Atsuo Ishimoto ishimoto@gembook.org
Wed, 22 Jan 2003 21:50:44 +0900


On Wed, 22 Jan 2003 13:06:47 +0100
"M.-A. Lemburg" <mal@lemburg.com> wrote:

> I was talking about the *installed* size, ie. the size
> of the package in site-packages:

I'm sorry for my misunderstanding.

> Now, if we took the only the C version of Tamito's codec, we'd
> end up with around 1790 - 1252 - 88 = 450 kB. Still a factor of
> 5...
> 

Please try
   strip ./c/_japanese_codecs.so

In my linux box, this reduces size of _japanese_codecs.so from 530 KB
into 135 KB. I think this is reasonable size because it contains more
tables than Hisao's version. 

> Hisao's approach uses a single table which fits into 58kB Python
> source code. Boil that down to a static C table and you'll end up
> with something around 10-20kB for static C data.
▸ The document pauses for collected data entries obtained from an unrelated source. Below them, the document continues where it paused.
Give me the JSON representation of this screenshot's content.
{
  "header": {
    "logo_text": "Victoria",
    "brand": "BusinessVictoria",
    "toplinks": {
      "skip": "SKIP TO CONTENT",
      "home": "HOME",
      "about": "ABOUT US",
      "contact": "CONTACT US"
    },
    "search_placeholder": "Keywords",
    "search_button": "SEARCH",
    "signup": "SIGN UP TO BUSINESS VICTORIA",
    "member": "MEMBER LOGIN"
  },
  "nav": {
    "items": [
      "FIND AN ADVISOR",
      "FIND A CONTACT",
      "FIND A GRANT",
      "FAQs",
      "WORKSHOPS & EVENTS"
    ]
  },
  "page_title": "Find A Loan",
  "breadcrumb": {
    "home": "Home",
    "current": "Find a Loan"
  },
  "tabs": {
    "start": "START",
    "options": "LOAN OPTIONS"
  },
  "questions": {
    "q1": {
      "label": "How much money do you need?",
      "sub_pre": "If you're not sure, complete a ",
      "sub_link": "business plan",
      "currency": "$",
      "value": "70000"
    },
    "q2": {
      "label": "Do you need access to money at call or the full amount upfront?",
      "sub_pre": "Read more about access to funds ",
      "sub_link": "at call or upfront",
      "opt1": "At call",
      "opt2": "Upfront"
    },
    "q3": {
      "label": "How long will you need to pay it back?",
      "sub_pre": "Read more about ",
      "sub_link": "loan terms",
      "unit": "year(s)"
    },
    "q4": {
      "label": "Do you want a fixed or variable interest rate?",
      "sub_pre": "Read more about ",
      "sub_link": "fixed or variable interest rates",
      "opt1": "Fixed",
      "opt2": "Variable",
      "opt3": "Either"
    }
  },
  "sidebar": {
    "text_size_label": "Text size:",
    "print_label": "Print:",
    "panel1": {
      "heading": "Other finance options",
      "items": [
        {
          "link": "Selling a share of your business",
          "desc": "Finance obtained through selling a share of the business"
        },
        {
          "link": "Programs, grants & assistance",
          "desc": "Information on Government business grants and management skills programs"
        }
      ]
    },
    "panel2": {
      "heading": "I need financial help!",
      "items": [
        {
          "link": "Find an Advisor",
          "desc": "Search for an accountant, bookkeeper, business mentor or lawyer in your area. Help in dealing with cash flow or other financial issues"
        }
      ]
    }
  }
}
Hisao does
> still builds a dictionary using this data, but perhaps that step
> could be avoided using the same techniques that Fredrik used
> in boiling down the size of the unicodedata module (which holds
> the Unicode Database).
> 

Thank you for your advice. I will try it later, if you still think
JapaneseCodec is too large.

--------------------------
Atsuo Ishimoto
ishimoto@gembook.org
Homepage:http://www.gembook.jp